Thursday, August 16, 2018

Soul Eyes On the Prize

OK, I get that there's been a milestone passing, so if you want to soundtrack your moment of mourning, go here. I had this post planned for today so I am doing it.
Today would have been the 93rd birthday of one of my personal favorites, so I could do no less.
He began in the 1950s, accompanying Billie Holiday during her final years, and proceeded to a hard-bop career of his own after she passed.
But he too had his own struggles with the demon heroin, OD'ing in the early 1960s so badly he lost the ability to play music for a time.
When he cleaned up and returned, he scuttled the former lyricism of his style in favor of an angular, repetitive, almost minimalist approach.
He appeared on and recorded countless sessions, and is responsible for the very first albums ever issued on two seminal Jazz labels, ECM and Enja.
I listen to his records as much as any other artist.... and I have 20 TB of music in here.
There's just something magma-deep about the way Mal Waldron, born this day in 1925, handled a piano and its possibilities.
He passed away back in 2002, but his absence will never diminish his presence on my eternal playlist.
To celebrate, I worked on this (holy shit it's incredible) tape of his quintet performing a sizzling 80-minute set in Belgium in the '70s.
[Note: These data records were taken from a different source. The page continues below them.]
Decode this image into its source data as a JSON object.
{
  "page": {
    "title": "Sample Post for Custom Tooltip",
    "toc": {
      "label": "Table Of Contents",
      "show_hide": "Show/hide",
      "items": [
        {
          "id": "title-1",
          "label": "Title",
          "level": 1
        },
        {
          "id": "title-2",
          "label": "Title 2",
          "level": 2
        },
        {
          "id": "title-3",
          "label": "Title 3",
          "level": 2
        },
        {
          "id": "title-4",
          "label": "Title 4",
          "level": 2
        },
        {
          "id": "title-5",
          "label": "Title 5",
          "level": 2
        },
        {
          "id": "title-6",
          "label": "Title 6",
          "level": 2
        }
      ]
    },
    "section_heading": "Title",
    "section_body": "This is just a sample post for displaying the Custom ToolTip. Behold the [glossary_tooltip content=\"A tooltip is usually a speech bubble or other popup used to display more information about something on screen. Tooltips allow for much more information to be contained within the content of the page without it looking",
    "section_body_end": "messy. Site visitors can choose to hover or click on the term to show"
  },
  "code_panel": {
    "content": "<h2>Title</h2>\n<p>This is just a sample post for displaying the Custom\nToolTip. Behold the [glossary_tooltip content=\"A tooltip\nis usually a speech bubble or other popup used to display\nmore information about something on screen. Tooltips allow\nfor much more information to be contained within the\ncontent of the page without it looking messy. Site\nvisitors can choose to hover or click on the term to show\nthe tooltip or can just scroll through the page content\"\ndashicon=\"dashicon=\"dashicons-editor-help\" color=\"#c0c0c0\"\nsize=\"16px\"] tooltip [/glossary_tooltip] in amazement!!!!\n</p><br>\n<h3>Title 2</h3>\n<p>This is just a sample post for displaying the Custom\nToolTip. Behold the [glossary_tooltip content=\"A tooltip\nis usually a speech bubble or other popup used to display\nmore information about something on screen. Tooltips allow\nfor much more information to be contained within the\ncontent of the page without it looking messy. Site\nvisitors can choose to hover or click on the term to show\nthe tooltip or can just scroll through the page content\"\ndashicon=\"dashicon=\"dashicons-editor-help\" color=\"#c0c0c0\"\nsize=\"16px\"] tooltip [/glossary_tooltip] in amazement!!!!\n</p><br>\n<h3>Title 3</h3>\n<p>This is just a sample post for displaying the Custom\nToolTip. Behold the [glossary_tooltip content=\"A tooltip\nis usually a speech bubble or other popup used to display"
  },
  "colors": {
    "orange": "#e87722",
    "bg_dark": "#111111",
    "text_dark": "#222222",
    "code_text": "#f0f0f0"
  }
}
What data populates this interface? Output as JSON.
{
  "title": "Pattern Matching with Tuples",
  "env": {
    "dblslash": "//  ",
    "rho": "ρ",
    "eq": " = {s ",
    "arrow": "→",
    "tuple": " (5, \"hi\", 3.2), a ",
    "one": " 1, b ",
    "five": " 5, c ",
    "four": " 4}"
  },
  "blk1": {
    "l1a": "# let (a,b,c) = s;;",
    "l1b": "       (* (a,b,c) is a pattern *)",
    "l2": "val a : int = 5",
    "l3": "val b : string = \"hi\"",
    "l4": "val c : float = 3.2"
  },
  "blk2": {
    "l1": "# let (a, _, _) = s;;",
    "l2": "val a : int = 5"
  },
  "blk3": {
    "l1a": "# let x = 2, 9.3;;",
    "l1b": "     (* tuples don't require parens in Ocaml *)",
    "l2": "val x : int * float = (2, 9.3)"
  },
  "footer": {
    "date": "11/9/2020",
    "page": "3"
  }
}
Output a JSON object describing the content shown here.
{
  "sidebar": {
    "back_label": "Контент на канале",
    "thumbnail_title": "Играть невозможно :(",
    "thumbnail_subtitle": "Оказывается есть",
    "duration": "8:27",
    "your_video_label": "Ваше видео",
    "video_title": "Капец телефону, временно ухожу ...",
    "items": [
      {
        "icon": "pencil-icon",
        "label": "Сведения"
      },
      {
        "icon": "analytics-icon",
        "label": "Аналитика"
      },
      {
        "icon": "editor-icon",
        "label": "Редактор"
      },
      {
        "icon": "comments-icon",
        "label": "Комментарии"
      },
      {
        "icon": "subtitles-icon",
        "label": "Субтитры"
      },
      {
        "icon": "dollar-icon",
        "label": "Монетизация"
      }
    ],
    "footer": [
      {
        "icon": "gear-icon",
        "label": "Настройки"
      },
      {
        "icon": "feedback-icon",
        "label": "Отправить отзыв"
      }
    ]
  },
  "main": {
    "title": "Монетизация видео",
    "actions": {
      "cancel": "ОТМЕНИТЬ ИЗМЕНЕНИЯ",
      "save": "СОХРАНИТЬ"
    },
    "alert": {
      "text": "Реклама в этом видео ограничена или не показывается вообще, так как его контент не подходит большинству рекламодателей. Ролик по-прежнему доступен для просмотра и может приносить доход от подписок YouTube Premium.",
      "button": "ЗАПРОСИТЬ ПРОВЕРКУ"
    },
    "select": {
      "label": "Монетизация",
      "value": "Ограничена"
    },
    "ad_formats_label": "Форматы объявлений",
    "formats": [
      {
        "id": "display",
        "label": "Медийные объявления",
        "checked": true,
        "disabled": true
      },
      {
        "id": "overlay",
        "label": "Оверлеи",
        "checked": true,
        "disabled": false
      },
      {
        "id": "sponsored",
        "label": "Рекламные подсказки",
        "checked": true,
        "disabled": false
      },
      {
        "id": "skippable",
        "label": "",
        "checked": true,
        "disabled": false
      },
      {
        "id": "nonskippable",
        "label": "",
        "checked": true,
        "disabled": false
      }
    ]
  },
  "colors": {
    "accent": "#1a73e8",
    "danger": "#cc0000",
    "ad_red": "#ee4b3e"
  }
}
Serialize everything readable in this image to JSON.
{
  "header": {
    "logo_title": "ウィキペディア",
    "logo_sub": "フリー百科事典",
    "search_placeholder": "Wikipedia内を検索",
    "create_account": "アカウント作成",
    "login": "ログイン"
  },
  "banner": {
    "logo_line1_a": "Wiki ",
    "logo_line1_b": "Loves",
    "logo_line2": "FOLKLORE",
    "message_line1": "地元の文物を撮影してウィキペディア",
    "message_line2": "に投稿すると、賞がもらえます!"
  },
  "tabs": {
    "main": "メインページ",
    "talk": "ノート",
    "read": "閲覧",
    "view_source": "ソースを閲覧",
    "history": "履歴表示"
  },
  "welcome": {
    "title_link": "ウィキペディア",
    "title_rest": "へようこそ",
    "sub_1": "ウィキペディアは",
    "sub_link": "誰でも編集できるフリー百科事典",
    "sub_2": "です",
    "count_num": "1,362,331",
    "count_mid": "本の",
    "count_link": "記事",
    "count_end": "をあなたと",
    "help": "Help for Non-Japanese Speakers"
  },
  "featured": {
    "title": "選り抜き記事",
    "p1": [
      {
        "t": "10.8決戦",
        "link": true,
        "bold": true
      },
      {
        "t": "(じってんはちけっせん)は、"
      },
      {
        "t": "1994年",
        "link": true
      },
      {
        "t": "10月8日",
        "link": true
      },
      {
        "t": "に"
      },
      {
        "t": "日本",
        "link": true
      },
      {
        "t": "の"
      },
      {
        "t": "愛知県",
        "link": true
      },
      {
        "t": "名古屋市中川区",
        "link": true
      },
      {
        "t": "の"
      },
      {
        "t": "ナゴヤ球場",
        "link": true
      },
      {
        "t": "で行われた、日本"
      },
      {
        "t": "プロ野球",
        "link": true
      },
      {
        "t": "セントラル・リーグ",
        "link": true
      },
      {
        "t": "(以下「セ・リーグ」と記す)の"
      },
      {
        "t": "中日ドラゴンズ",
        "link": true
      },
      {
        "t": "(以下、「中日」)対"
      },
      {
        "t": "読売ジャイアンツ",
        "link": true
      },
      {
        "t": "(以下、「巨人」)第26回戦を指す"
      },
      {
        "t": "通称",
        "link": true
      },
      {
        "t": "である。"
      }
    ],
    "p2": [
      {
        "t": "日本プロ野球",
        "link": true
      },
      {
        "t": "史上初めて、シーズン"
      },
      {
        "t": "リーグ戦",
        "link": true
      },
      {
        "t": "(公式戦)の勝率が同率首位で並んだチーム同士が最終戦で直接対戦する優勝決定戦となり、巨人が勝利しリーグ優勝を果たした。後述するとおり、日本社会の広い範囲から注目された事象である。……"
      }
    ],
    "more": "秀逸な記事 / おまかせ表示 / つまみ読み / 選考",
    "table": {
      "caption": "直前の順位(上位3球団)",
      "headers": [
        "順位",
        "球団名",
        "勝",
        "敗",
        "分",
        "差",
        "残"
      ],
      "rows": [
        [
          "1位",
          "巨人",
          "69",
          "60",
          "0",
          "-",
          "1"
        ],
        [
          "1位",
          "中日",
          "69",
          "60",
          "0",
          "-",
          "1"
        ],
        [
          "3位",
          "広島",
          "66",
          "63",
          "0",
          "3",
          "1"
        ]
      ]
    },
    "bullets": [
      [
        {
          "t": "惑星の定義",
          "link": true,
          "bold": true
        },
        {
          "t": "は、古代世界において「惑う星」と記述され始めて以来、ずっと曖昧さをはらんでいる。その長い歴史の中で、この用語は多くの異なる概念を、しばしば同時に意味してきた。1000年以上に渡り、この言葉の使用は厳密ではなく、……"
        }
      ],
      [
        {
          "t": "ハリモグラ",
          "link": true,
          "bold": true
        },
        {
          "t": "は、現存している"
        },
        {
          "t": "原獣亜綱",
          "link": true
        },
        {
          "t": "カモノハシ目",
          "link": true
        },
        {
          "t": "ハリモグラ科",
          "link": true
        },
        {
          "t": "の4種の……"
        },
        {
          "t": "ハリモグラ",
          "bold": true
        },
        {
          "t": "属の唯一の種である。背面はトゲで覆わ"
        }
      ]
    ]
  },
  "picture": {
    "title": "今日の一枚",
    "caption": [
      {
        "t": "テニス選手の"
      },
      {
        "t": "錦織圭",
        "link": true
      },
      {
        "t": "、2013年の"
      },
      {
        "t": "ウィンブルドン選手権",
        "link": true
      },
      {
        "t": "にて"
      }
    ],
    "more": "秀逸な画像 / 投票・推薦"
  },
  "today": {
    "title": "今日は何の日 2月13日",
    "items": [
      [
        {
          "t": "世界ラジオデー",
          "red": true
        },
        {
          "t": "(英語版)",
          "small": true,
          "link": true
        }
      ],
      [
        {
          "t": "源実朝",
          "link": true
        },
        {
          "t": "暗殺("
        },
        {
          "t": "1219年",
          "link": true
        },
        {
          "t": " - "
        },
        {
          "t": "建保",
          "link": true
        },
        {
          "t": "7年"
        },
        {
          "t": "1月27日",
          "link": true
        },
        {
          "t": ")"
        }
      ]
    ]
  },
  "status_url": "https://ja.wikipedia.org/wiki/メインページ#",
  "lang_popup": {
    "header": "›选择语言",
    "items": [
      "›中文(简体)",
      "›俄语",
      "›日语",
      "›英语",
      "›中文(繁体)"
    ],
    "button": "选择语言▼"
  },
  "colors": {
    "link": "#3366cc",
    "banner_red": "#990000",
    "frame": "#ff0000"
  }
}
This utterly brilliant and sadly unissued recording features trumpet master Manfred Schoof and Steve Lacy's spitting soprano sax spraying like fire all over the top.
Mal Waldron Quintet
Middelheim Jazz Festival
Antwerp, Belgium
8.15.1977

01 One-Upmanship/The Seagulls of Kristiansund
02 Hooray for Herbie
03 Snake Out
04 Russian Melody

Total time: 1:18:05

Mal Waldron - piano
Manfred Schoof - trumpet
Steve Lacy - soprano saxophone
Isla Eckinger - bass
Makaya Ntshoko - drums

could be a master or 1st gen cassette of the pre-FM reels
very slightly remastered and optimized by EN, August 2018
I did very little to this one, except restoring the missing opening phrase, resetting the track markers, and brightening it up a wee bit with the handy dandy Sound Forge 11 Graphic Dynamics tool. It's a tad hissy but I did not use NR because fuck that shit.
I shall return in mere days with yet more fodder for your face, but let's not let the sad news of the day distract too much from the 93rd birthday of Mal Waldron, one of the greatest piano players in the history of American music.--J.